= Junior professional officer =

Junior professional officer (JPO) is a term used for young professionals usually under the age of 32 with an advanced university degree and a minimum of two years of professional experience. They are recruited at P1/P2 level by United Nations organizations. JPO positions are sponsored by participating donor governments, usually for a period of two to three years. Although the positions are funded by donor countries, the JPO is directly employed by the organization. JPOs are generally nationals of donor countries participating in the programme, and some donors such as the Netherlands and Switzerland also finance nationals of developing countries.

== Description ==
The Junior Professional Officer Programmes in the UN Common System recruit junior professional officers under bilateral agreements between the respective United Nations organizations, agencies, funds and programmes and donor countries.

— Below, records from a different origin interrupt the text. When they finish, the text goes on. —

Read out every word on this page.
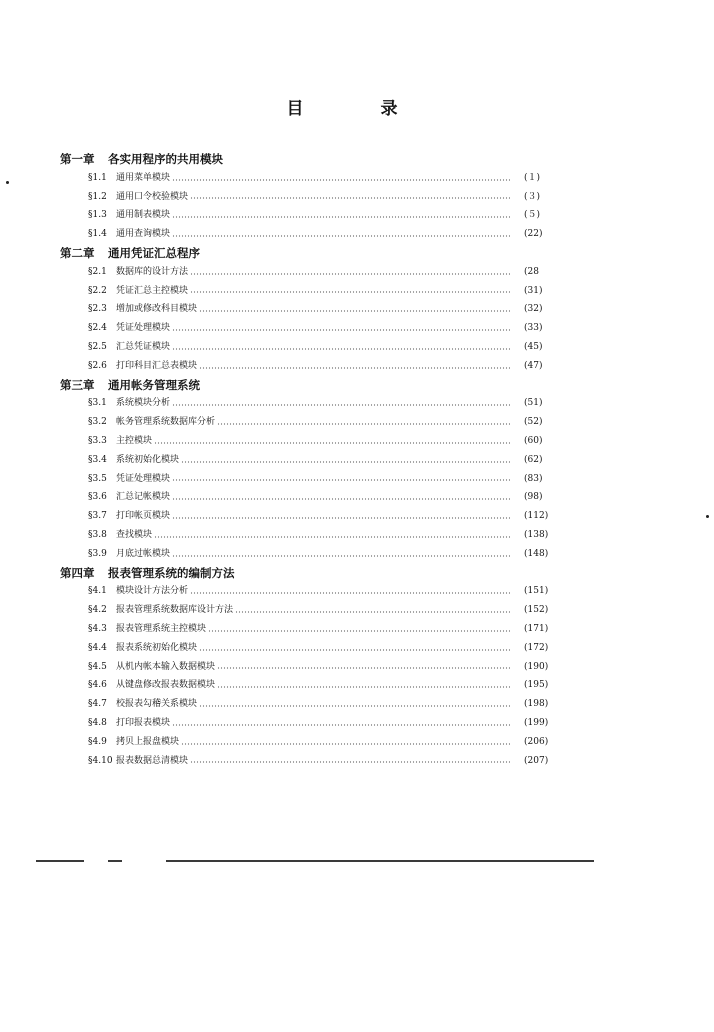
目　录
第一章 各实用程序的共用模块
§1.1	通用菜单模块	(１)
§1.2	通用口令校验模块	(３)
§1.3	通用制表模块	(５)
§1.4	通用查询模块	(22)
第二章 通用凭证汇总程序
§2.1	数据库的设计方法	(28
§2.2	凭证汇总主控模块	(31)
§2.3	增加或修改科目模块	(32)
§2.4	凭证处理模块	(33)
§2.5	汇总凭证模块	(45)
§2.6	打印科目汇总表模块	(47)
第三章 通用帐务管理系统
§3.1	系统模块分析	(51)
§3.2	帐务管理系统数据库分析	(52)
§3.3	主控模块	(60)
§3.4	系统初始化模块	(62)
§3.5	凭证处理模块	(83)
§3.6	汇总记帐模块	(98)
§3.7	打印帐页模块	(112)
§3.8	查找模块	(138)
§3.9	月底过帐模块	(148)
第四章 报表管理系统的编制方法
§4.1	模块设计方法分析	(151)
§4.2	报表管理系统数据库设计方法	(152)
§4.3	报表管理系统主控模块	(171)
§4.4	报表系统初始化模块	(172)
§4.5	从机内帐本输入数据模块	(190)
§4.6	从键盘修改报表数据模块	(195)
§4.7	校报表勾稽关系模块	(198)
§4.8	打印报表模块	(199)
§4.9	拷贝上报盘模块	(206)
§4.10 报表数据总清模块	(207)
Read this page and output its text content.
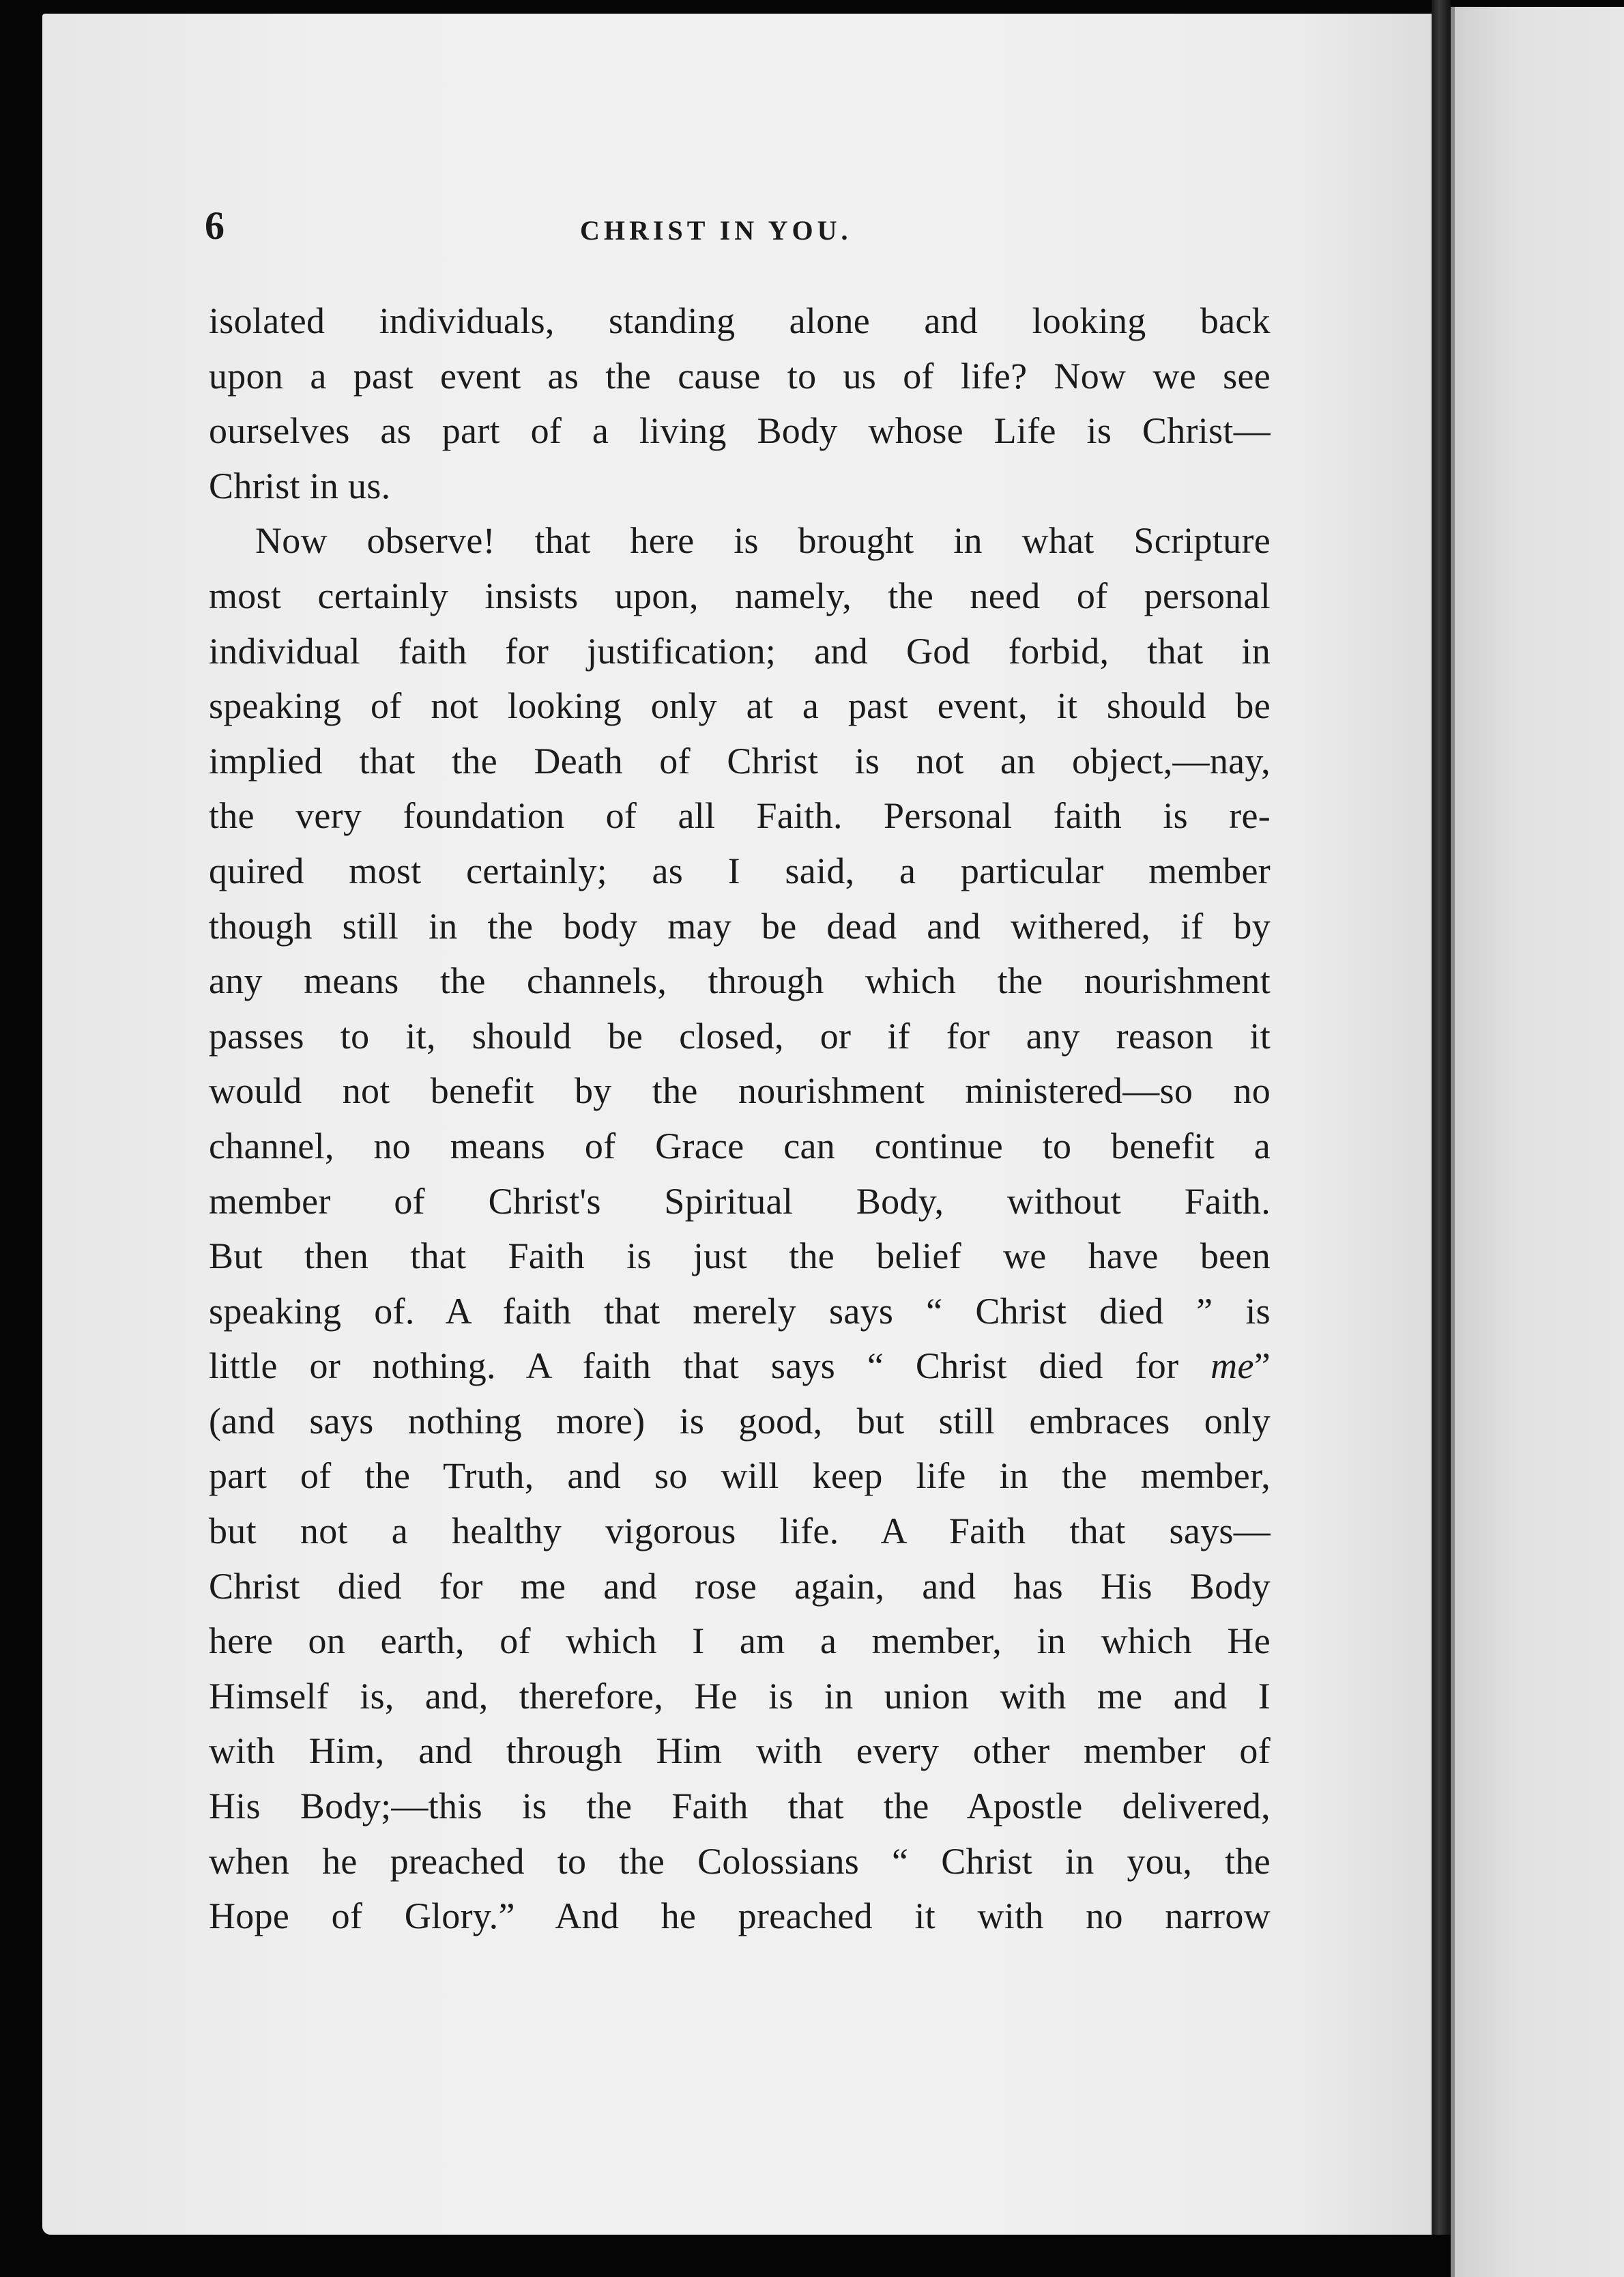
6	CHRIST IN YOU.
isolated individuals, standing alone and looking back
upon a past event as the cause to us of life? Now we see
ourselves as part of a living Body whose Life is Christ—
Christ in us.
Now observe! that here is brought in what Scripture
most certainly insists upon, namely, the need of personal
individual faith for justification; and God forbid, that in
speaking of not looking only at a past event, it should be
implied that the Death of Christ is not an object,—nay,
the very foundation of all Faith. Personal faith is re-
quired most certainly; as I said, a particular member
though still in the body may be dead and withered, if by
any means the channels, through which the nourishment
passes to it, should be closed, or if for any reason it
would not benefit by the nourishment ministered—so no
channel, no means of Grace can continue to benefit a
member of Christ's Spiritual Body, without Faith.
But then that Faith is just the belief we have been
speaking of. A faith that merely says “ Christ died ” is
little or nothing. A faith that says “ Christ died for me”
(and says nothing more) is good, but still embraces only
part of the Truth, and so will keep life in the member,
but not a healthy vigorous life. A Faith that says—
Christ died for me and rose again, and has His Body
here on earth, of which I am a member, in which He
Himself is, and, therefore, He is in union with me and I
with Him, and through Him with every other member of
His Body;—this is the Faith that the Apostle delivered,
when he preached to the Colossians “ Christ in you, the
Hope of Glory.” And he preached it with no narrow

The programmes evolved from the United Nations’ Associate Experts (AE) programme (now UN JPO Programme), which was initiated by the Netherlands to provide additional support to the Food and Agriculture Organization (FAO) as well as training for young professionals. Other UN agencies and countries were encouraged to participate, and a UN system mandate was established under the United Nations Economic and Social Council (ECOSOC) resolution 849 (XXXII) of 4 August 1961. Today, the JPO Programme includes 30 UN Organizations and 30 donor countries.